[PATCH] NVMe: use-after-free on surprise removal fixes
Matthew Wilcox
willy at linux.intel.com
Thu Jan 2 11:58:53 EST 2014
On Tue, Dec 31, 2013 at 03:15:18PM -0700, Keith Busch wrote:
> A surprise removal of a device while a program has an open reference to
> the block handle may cause it to use the nvme dev, namespace, or queue
> after we've freed them. Reference count the opens on the block device,
> do not free the namespaces until the device ref count is 0, and protect
> queue access with RCU.
Brave. I love it.
> diff --git a/drivers/block/nvme-core.c b/drivers/block/nvme-core.c
> index b59a93a..d71fc27 100644
> --- a/drivers/block/nvme-core.c
> +++ b/drivers/block/nvme-core.c
> @@ -263,12 +263,12 @@ static void *cancel_cmdid(struct nvme_queue *nvmeq, int cmdid,
>
> struct nvme_queue *get_nvmeq(struct nvme_dev *dev)
> {
> - return dev->queues[get_cpu() + 1];
> + return rcu_dereference(dev->queues[part_stat_lock() + 1]);
> }
>
> void put_nvmeq(struct nvme_queue *nvmeq)
> {
> - put_cpu();
> + part_stat_unlock();
> }
>
> /**
I'm not so keen on using part_stat_lock,unlock here. If the part stats
switch to a different protection scheme, this will be broken. Also,
I'm not entirely sure that we're safe in the !SMP case (can't we end up
without having called preempt_disable()?). I think it's probably better
to do:
- return dev->queues[get_cpu() + 1];
+ int queue;
+ rcu_read_lock();
+ queue = get_cpu() + 1;
+ return rcu_dereference(dev->queues[queue]);
> @@ -1155,10 +1155,20 @@ static void nvme_free_queues(struct nvme_dev *dev, int lowest)
> {
> int i;
>
> + for (i = num_possible_cpus(); i > dev->queue_count - 1; i--)
> + rcu_assign_pointer(dev->queues[i], NULL);
> for (i = dev->queue_count - 1; i >= lowest; i--) {
> - nvme_free_queue(dev->queues[i]);
> + struct nvme_queue *nvmeq = dev->queues[i];
> +
> + spin_lock_irq(&nvmeq->q_lock);
> + nvme_cancel_ios(nvmeq, false);
> + spin_unlock_irq(&nvmeq->q_lock);
> +
> + rcu_assign_pointer(dev->queues[i], NULL);
> + synchronize_rcu();
> +
> + nvme_free_queue(nvmeq);
> dev->queue_count--;
> - dev->queues[i] = NULL;
> }
> }
>
I don't think you want to do this. You're calling synchronize_rcu() for
each queue individually, which is extremely heavy-weight.
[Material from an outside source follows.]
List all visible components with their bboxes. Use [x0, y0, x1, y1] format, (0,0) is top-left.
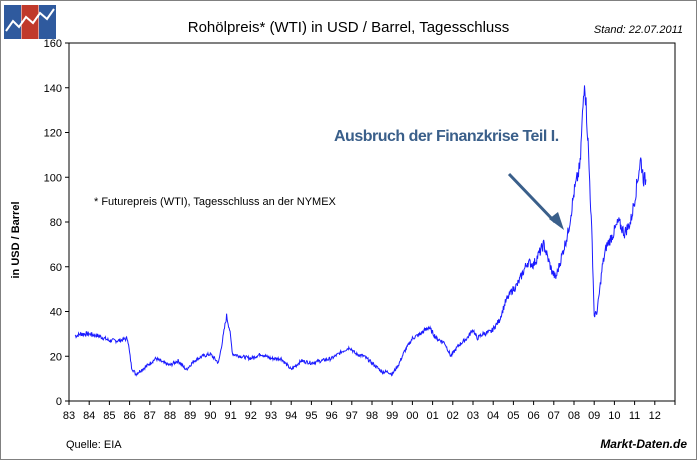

This routine
could take minutes to execute on a machine with a lot of RCU activity.
Two ways to fix this; accumulate the queues into a function-local array,
call synchronize_rcu() once, then free them all. Alternatively, use
call_rcu() to have nvme_free_queue() executed after a grace period
has elapsed.
If we go that route, then as described in
Documentation/RCU/rcubarrier.txt, we will need to add a call to
rcu_barrier() in the module exit path to be sure that all the call_rcu()
functions have finished executing. So there's probabaly no real
difference between the execution time of the two options in the case of
module unload, though it'd be visible in device hotplug.
By the way, this is an extremely common mistake people make when
introducing RCU. If one can figure out a way to avoid calling
synchronize_rcu(), then one probably should.
Also, why is
rcu_assign_pointer(dev->queues[i], NULL);
after cancelling the I/Os? It seems to me that another thread could submit
an I/O between the cancellations and setting the queue to NULL. I think
the pointer assignment needs to at least be within the spin_lock section,
but it could also be done before taking the spinlock ... right?